TA505 Cybercrime Group Experimenting with a New RAT In The Wild
Apparently, the notorious cybercrime community named TA505 is very active again, this time they are heavily testing in the wild the effectiveness of a new variant of a remote access trojan. The tRAT Trojan has been linked as the malicious payload of phishing attacks that happened between September and October 2018. Prior to this experiment with tRAT, the TA505 group was last seen actively spreading malformed Publisher and Word files as part of their malicious email attack last Oct 11, 2018. Using a phishing technique where the user is persuaded to open an official-looking report under the Publisher or Word format. Simply opening the file triggers a script that phones home to a command and control server to download the rest of the malware.

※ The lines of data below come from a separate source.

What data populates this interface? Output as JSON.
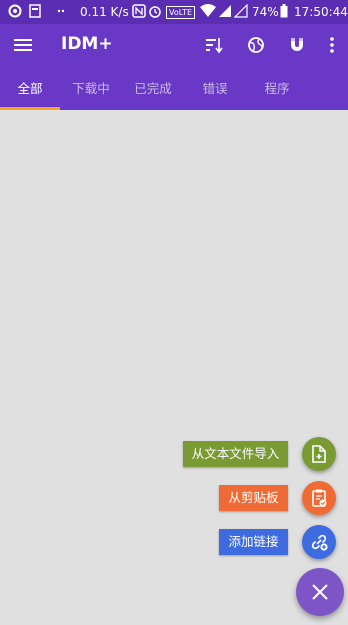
{
  "status_bar": {
    "net_speed": "0.11 K/s",
    "volte": "VoLTE",
    "battery": "74%",
    "time": "17:50:44"
  },
  "toolbar": {
    "title": "IDM+",
    "icons": [
      "menu-icon",
      "sort-icon",
      "globe-icon",
      "magnet-icon",
      "more-vert-icon"
    ]
  },
  "tabs": [
    {
      "label": "全部",
      "active": true
    },
    {
      "label": "下载中",
      "active": false
    },
    {
      "label": "已完成",
      "active": false
    },
    {
      "label": "错误",
      "active": false
    },
    {
      "label": "程序",
      "active": false
    }
  ],
  "fab_menu": [
    {
      "label": "从文本文件导入",
      "icon": "file-import-icon",
      "color": "#7a9a34"
    },
    {
      "label": "从剪贴板",
      "icon": "clipboard-icon",
      "color": "#f06a35"
    },
    {
      "label": "添加链接",
      "icon": "link-add-icon",
      "color": "#3f6be0"
    }
  ],
  "fab_main": {
    "icon": "close-icon",
    "color": "#7e55c7"
  },
  "colors": {
    "accent": "#6a38c6",
    "status": "#5a2db3",
    "indicator": "#f5a623"
  }
}
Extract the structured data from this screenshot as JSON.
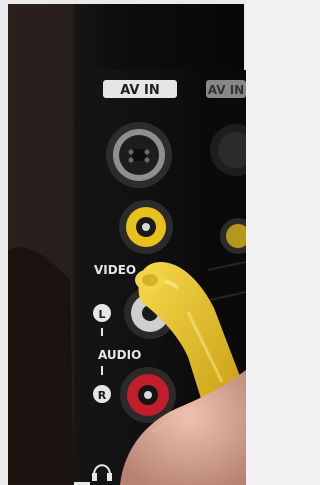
{
  "photo": {
    "labels": {
      "av_in": "AV IN",
      "av_in_side": "AV IN",
      "video": "VIDEO",
      "left": "L",
      "audio": "AUDIO",
      "right": "R"
    },
    "colors": {
      "panel": "#121212",
      "video_jack": "#e8c21a",
      "red_jack": "#c21d2b",
      "cable": "#e5c11b",
      "skin": "#d8a38f"
    }
  }
}
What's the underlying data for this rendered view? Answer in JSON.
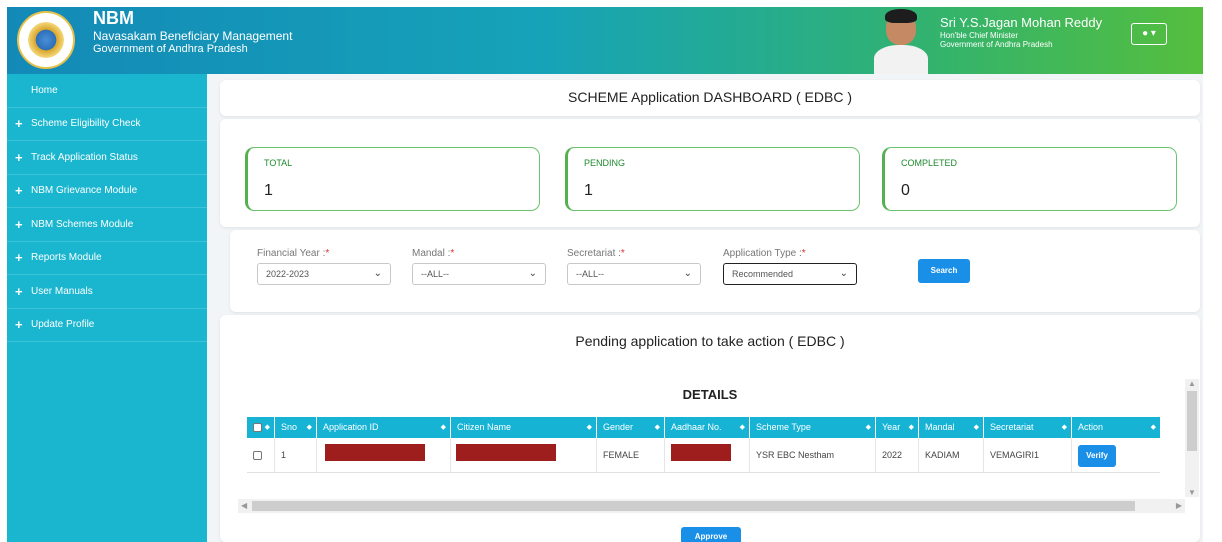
{
  "header": {
    "app_title": "NBM",
    "app_subtitle": "Navasakam Beneficiary Management",
    "app_org": "Government of Andhra Pradesh",
    "cm_name": "Sri Y.S.Jagan Mohan Reddy",
    "cm_title": "Hon'ble Chief Minister",
    "cm_org": "Government of Andhra Pradesh"
  },
  "sidebar": {
    "items": [
      {
        "label": "Home"
      },
      {
        "label": "Scheme Eligibility Check"
      },
      {
        "label": "Track Application Status"
      },
      {
        "label": "NBM Grievance Module"
      },
      {
        "label": "NBM Schemes Module"
      },
      {
        "label": "Reports Module"
      },
      {
        "label": "User Manuals"
      },
      {
        "label": "Update Profile"
      }
    ]
  },
  "dashboard": {
    "title": "SCHEME Application DASHBOARD ( EDBC )",
    "stats": [
      {
        "label": "TOTAL",
        "value": "1"
      },
      {
        "label": "PENDING",
        "value": "1"
      },
      {
        "label": "COMPLETED",
        "value": "0"
      }
    ]
  },
  "filters": {
    "financial_year": {
      "label": "Financial Year :",
      "value": "2022-2023"
    },
    "mandal": {
      "label": "Mandal :",
      "value": "--ALL--"
    },
    "secretariat": {
      "label": "Secretariat :",
      "value": "--ALL--"
    },
    "application_type": {
      "label": "Application Type :",
      "value": "Recommended"
    },
    "required_mark": "*",
    "search_label": "Search"
  },
  "pending": {
    "title": "Pending application to take action ( EDBC )",
    "details_heading": "DETAILS",
    "columns": [
      "Sno",
      "Application ID",
      "Citizen Name",
      "Gender",
      "Aadhaar No.",
      "Scheme Type",
      "Year",
      "Mandal",
      "Secretariat",
      "Action"
    ],
    "row": {
      "sno": "1",
      "gender": "FEMALE",
      "scheme_type": "YSR EBC Nestham",
      "year": "2022",
      "mandal": "KADIAM",
      "secretariat": "VEMAGIRI1",
      "action_label": "Verify"
    },
    "approve_label": "Approve"
  },
  "colors": {
    "sidebar": "#1ab6cf",
    "table_header": "#17b3d5",
    "primary_button": "#1a8fe8",
    "stat_border": "#55b050",
    "redaction": "#9e1d1d"
  },
  "icons": {
    "sidebar_item": "plus-icon",
    "user_menu": "user-icon",
    "select": "chevron-down-icon",
    "sort": "sort-icon"
  }
}
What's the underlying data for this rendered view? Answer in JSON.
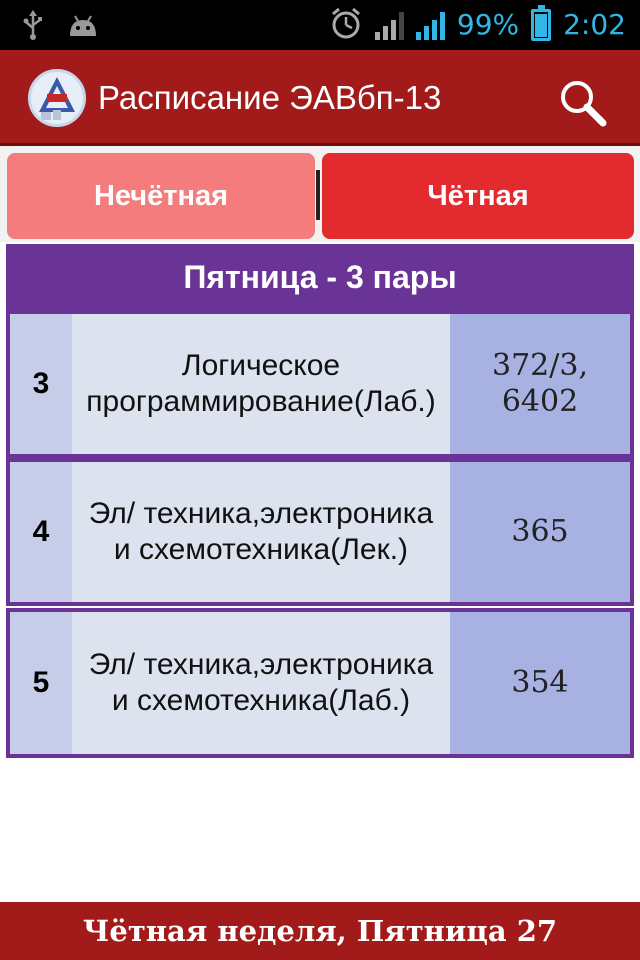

“’This campaign appeared to target users at commercial banking institutions. In this campaign, messages bearing malicious Microsoft Publisher documents purported to be from ‘Invoicing’, with various sending addresses. Example subject lines were ‘Invoice [random digits] – [random digits]’ and had attachments with names such as ‘inv-399503-03948.pub’. Alternatively, the emails with malicious Microsoft Word attachments appeared to be from ‘Vanessa Brito’ with various actual sending addresses. Attachments were named ‘Report.doc’ in these messages, with example subject lines such as ‘Call Notification – [random digits] – [random digits],” explained Proofpoint in their official blog.
The attached Word or Publisher files have built-in macros; the Office VBA macros for decades has been known as an effective programming language for malware development. Due to the persistence of the use of Macros, Microsoft has made every new version of office less friendly for executing them. But this time around, the hackers were able to use phishing techniques to persuade the user to open the attachment using clever convincing messages in the email.
“Most of tRat’s important strings are stored encrypted and hex-encoded. A Python script is available [1] on our Github that can be used to decrypt its strings. tRat uses TCP port 80 for command and control (C&C) communications; data are encrypted and transmitted hex-encoded. To generate the decryption key, tRat concatenates three strings and the result is uppercase hex-encoded. s of this writing, we were not able to ascertain the meaning of all elements of the table or determine if it changes. However, we were able to determine that decryption involves XORing various values from the table with the encrypted data. Currently, we have not observed any modules delivered by a C&C, so we are unsure of what functionality they might add. TA505, because of the volume, frequency, and sophistication of their campaigns, tends to move the needle on the email threat landscape. It is not unusual for the group to test new malware and never return to distributing it as they have with BackNet, Cobalt Strike, Marap, Dreamsmasher, and even Bart during their ransomware campaigns,” concluded Proofpoint.
It is highly recommended that system admins must remain vigilant about the email traffic the network receives. A questionable email coming from unrecognized domains must be blocked by the installed antispam solution, as tRAT being a trojan horse cannot propagate itself to the network, but rather require an actual real legitimate user opens it from an innocent-looking email. Anti-malware should always be checked to make sure that its on-access real-time scanner is enabled, this will help block the RAT from performing any write operations to the disk.